A quantity of ice ( 5 kg) at (0 C) was added to a quantity of water ( 1 kg) at (35 C). By neglecting the amount of heat lost. Calculate the final temperate of the mixture.

Given that:
Cw = 4180 J/kg.k
Lf = 3.33* 10^5 j/kg

Answer 1

qualitatively, we can say that the melting of the sample of ice occurs, subsequently, the corresponding water will be heated to the final temperature, namelt the equilibrium temperature \(t_e\). So we can write the subsequent equation of energy balance:
\[\huge \begin{gathered}
{L_f}{M_1} + {c_{{H_2}O}}{M_1}\left( {{t_e} - {t_0}} \right) = \hfill \\
\hfill \\
= {c_{{H_2}O}}{M_{water}}\left( {{t_2} - {t_e}} \right) \hfill \\
\end{gathered} \]
where \(\Large t_2=35°C\), \(\Large t_0=0°C\), and \(\Large c_{H_2O}=1J/(Kg\cdot K)\)
Furthermore, \(\Large M_1\) is the mass of the initial sample of ice

Answer 2

Please solve that formula for \(\Large t_e\)

Answer 3

@Michele_Laino , I want you to solve it totally by yourself.

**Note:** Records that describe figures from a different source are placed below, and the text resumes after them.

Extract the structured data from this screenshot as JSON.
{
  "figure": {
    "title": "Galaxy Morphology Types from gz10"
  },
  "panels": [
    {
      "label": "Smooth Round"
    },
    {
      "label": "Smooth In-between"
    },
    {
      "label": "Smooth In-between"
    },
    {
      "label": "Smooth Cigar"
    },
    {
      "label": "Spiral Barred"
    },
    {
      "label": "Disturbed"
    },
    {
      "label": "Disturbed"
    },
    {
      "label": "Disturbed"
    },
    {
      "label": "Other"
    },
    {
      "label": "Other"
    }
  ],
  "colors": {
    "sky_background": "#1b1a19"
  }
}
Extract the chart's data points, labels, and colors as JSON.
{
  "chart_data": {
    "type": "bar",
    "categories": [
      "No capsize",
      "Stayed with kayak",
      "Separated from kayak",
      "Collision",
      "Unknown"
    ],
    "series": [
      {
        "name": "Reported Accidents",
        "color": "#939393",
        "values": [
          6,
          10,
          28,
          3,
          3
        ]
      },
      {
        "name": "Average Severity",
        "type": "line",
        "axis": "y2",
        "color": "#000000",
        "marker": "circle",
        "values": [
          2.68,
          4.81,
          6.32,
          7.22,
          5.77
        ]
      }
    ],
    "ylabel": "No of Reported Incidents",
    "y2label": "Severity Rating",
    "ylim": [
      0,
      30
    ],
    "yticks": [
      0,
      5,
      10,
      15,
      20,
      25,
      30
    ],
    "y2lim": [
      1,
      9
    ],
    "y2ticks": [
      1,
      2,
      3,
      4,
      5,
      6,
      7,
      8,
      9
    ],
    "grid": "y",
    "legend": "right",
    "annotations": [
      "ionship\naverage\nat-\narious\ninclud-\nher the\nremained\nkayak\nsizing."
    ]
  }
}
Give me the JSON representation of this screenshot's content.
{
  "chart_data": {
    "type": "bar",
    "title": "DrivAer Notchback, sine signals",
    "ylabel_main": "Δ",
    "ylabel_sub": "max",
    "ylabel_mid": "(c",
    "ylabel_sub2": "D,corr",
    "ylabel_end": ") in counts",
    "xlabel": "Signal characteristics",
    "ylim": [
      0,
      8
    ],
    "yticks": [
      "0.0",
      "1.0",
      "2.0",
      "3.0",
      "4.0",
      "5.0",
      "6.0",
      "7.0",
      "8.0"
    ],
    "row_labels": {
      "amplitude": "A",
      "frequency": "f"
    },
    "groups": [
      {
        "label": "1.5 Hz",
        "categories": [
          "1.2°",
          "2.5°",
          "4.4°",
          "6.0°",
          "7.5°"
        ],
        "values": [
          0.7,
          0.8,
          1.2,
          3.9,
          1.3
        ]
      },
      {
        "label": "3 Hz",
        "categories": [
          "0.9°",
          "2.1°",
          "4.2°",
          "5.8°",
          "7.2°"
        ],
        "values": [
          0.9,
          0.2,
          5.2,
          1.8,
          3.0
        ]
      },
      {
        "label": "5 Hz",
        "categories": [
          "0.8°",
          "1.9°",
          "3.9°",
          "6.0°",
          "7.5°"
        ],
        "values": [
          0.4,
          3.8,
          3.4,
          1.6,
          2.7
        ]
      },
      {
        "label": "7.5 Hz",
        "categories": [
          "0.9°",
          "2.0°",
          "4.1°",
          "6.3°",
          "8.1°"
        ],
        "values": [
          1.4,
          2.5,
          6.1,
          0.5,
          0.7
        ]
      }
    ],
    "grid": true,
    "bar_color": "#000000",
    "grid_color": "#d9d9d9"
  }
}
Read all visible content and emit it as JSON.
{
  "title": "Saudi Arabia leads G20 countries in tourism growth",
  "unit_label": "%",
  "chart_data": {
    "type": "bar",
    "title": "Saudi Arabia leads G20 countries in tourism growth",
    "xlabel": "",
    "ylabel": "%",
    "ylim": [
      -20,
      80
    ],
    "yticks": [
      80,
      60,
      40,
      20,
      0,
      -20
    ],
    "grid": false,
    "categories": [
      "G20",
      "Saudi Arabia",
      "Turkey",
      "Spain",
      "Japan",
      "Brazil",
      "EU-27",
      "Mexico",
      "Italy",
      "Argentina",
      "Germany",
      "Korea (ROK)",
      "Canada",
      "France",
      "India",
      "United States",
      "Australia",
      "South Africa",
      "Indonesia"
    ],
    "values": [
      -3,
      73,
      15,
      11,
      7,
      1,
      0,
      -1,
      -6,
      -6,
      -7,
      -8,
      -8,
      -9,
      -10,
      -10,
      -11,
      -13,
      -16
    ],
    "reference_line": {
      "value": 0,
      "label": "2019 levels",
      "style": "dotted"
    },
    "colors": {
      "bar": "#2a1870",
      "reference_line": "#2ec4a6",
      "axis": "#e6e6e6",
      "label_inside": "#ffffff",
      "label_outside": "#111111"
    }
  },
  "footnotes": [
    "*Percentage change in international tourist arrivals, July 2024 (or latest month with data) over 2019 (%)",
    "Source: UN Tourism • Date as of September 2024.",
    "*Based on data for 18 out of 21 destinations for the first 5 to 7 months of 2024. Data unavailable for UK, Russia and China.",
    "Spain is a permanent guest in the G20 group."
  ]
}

As I am going to discuss with you something related to the final answer.

Answer 4

I got a negative result as final temperature, maybe there is a typo among your data

Answer 5

No, that's correct, You got -60 ?

Answer 6

@Michele_Laino

Answer 7

yes! you are right! There is no reason to use the specific heat of ice

Answer 8

Now explain what does -60 means.

Answer 9

I studied negative temperatures, when I have to study statistical physics, so please wait, I go to retrieve my textbook of statistical physics

Answer 10

Okie dokie !

Answer 11

Thanks for your valuable information, time.

Answer 12

please wait, I'm thinking on your question...

Answer 13

@Michele_Laino , I closed as I though you would retrieve your textbook first.

Whenever you find the answer just tag.